Zurückverfolgen lässt sich die Familie Allmayer (auch: Allmeyer) in Hottenbach bis auf den dort am 25.Oktober 1849 geborenen Nathan. Er ist Pferdehändler und heiratet seine Frau Babette, geb. Goldschmied, geboren am 10. Februar 1859 in Altleinigen. Sie haben zehn Kinder, von denen nicht alle das Erwachsenenalter erreichen. Ältester ist der am 27. Februar 1882 geborene Benny, Julius wird am 19. April 1884 geboren, weitere Söhne sind Leo (Lazarus), der am 28. August 1894 geborene Adolf und Ludwig, geb. 2. Januar 1897. Die Brüder Benny und Julius führen den Pferdehandel des Vaters fort und gehören zur recht großen jüdischen Gemeinde in Hottenbach. Im Ersten Weltkrieg sind beide Soldaten und werden mit dem Eisernen Kreuz ausgezeichnet.

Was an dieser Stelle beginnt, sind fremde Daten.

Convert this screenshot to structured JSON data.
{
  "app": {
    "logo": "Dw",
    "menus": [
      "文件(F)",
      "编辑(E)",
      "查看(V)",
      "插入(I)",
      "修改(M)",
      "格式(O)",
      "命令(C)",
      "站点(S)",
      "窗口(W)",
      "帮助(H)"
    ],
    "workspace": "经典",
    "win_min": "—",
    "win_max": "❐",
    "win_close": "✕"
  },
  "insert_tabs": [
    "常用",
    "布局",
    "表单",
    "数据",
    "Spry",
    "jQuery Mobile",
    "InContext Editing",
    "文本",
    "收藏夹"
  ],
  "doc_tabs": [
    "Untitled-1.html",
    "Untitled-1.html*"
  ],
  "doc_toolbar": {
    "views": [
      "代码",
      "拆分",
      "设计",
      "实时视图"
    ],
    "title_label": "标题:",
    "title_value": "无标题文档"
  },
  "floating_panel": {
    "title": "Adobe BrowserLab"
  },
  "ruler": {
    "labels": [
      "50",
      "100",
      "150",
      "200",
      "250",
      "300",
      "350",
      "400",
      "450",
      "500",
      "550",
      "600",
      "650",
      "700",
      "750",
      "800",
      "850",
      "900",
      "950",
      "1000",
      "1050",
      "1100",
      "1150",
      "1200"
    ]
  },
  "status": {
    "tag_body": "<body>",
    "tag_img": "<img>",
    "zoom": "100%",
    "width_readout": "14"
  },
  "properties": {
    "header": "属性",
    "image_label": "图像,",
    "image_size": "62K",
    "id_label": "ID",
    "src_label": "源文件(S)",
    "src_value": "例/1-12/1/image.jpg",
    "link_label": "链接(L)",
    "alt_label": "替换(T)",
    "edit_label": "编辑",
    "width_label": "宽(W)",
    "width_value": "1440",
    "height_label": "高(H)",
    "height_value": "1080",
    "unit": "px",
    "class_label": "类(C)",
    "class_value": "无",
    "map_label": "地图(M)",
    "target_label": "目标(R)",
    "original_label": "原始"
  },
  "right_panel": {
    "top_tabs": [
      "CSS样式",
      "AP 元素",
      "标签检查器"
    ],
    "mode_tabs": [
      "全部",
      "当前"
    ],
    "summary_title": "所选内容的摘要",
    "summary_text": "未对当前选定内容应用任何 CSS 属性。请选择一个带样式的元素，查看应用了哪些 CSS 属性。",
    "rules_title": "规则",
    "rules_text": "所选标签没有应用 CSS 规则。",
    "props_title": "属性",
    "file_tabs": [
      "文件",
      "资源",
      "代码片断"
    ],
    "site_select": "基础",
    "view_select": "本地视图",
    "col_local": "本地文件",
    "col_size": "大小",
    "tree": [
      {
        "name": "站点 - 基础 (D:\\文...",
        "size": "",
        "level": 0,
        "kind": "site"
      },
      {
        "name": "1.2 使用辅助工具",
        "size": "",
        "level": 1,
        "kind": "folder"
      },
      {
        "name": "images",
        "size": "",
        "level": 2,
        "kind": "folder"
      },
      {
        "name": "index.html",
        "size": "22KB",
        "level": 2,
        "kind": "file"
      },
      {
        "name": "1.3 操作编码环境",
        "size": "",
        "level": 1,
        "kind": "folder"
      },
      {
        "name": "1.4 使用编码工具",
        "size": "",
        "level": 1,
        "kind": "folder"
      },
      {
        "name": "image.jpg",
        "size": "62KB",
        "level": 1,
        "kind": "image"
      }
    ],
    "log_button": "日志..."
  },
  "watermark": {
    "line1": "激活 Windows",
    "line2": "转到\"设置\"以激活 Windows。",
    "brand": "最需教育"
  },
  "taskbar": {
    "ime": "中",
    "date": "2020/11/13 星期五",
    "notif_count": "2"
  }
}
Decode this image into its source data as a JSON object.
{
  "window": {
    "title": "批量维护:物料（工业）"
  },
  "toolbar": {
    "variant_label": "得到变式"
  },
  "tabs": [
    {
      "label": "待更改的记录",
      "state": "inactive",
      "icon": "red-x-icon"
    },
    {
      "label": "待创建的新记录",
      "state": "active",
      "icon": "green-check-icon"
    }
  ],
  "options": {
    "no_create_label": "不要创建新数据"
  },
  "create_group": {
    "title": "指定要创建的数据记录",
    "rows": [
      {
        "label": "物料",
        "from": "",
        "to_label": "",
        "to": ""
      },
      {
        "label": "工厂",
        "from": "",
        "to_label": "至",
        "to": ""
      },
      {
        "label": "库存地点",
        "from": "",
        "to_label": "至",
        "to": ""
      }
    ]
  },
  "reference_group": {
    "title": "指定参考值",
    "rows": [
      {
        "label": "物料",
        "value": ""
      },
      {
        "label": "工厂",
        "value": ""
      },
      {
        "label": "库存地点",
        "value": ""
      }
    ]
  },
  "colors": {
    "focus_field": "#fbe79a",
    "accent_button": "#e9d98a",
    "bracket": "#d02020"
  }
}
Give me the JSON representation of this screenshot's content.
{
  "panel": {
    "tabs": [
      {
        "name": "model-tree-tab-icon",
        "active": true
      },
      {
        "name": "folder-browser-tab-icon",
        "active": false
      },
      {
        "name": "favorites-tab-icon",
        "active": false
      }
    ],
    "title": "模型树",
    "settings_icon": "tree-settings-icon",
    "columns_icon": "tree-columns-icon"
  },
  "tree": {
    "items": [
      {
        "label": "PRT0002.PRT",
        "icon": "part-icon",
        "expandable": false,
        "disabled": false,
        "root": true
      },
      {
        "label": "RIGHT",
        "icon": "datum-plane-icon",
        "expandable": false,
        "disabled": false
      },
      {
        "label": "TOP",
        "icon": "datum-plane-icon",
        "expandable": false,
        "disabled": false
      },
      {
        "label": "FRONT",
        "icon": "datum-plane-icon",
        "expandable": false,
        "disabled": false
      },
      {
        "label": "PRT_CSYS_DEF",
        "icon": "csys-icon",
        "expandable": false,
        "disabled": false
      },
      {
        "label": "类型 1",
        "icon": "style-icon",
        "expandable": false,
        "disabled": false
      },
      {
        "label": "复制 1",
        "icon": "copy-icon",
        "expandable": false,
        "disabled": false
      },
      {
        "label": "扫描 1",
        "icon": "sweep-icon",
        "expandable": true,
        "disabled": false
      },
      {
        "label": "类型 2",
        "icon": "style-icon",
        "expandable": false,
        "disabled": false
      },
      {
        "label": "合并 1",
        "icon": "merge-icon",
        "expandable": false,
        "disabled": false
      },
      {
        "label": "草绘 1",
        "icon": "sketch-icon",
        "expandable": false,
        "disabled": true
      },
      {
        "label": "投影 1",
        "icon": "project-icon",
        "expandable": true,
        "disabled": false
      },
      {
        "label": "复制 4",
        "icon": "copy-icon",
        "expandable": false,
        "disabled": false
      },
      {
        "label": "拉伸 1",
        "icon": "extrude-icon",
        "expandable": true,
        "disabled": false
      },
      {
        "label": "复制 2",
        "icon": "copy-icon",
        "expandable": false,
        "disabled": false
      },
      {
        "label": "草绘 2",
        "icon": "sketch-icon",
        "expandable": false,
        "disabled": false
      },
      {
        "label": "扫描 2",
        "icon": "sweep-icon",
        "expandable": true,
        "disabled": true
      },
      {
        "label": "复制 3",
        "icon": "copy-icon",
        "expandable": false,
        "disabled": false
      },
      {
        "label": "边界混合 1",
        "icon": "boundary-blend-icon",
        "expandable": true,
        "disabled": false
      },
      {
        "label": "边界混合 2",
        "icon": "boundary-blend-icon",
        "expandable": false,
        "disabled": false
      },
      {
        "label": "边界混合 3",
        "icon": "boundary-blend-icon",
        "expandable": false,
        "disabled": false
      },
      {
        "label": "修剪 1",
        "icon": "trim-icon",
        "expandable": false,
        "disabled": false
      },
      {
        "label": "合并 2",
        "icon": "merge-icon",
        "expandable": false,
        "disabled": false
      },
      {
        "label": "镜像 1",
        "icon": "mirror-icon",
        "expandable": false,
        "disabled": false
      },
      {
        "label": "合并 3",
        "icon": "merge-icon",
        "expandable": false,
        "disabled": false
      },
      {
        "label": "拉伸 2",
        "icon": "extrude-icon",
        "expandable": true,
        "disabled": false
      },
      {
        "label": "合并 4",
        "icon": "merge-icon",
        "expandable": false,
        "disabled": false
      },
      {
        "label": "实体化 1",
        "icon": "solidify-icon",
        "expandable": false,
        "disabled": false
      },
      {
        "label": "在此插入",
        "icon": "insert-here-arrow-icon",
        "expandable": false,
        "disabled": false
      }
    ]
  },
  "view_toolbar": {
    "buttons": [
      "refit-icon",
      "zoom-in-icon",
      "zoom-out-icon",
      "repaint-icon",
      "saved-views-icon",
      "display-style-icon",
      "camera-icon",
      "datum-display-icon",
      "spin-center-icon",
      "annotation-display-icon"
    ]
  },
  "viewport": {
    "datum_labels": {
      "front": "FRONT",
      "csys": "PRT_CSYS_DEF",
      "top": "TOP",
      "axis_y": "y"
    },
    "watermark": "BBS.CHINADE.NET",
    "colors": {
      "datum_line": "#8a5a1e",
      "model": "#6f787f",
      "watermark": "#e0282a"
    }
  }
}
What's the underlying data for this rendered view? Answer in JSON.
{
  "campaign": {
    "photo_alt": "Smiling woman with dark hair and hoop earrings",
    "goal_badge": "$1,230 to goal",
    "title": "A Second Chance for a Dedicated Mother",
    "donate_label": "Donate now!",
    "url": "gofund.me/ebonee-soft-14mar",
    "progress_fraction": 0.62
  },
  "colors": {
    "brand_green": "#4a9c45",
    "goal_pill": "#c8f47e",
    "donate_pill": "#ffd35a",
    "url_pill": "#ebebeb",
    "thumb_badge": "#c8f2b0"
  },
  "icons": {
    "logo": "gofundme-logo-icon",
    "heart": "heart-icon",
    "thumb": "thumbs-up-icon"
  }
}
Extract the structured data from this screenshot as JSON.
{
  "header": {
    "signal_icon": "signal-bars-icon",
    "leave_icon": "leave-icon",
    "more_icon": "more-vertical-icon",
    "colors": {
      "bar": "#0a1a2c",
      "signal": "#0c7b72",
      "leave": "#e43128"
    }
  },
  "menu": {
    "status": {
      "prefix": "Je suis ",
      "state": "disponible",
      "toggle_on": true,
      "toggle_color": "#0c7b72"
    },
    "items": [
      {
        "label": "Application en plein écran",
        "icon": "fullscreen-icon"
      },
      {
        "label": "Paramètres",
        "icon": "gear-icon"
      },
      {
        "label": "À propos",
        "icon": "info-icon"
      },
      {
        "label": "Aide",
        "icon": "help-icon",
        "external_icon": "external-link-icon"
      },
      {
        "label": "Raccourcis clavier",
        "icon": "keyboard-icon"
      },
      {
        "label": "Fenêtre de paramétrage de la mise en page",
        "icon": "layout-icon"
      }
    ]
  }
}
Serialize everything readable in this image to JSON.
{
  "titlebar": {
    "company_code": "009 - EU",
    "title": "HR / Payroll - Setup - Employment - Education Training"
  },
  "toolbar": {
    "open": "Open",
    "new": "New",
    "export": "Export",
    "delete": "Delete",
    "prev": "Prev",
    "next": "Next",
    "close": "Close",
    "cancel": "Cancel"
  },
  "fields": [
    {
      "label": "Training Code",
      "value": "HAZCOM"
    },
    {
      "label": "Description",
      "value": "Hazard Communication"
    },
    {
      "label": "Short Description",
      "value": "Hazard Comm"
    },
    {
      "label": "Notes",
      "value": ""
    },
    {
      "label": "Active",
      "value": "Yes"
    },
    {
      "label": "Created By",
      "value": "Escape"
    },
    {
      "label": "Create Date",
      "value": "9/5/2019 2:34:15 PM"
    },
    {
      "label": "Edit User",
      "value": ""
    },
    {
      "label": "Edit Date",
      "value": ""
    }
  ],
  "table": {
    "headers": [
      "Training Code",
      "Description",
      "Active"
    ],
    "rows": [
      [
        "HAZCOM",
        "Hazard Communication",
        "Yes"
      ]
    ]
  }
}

Julius ist verheiratet mit Johanna, geb. Köhler, geboren 1880 in Gau-Odernheim. Benny heiratet seine Frau Susanne (Sally), geb. Behr, geboren 1887 in Leimersheim). Seit den 1920er Jahren leben und arbeiten sie in Kirn an der Nahe.
1933 Nach der Machtübernahme der Nazis und dem beginnenden „Judenboykott“ (ab dem 1. April 1933) gehen ganz generell die Geschäfte der Juden, zurück. Das gilt auch für den Pferdehandel, die Metzgerei und die Gaststätte der Allmayers. Nach und nach verlassen sie Hitler-Deutschland.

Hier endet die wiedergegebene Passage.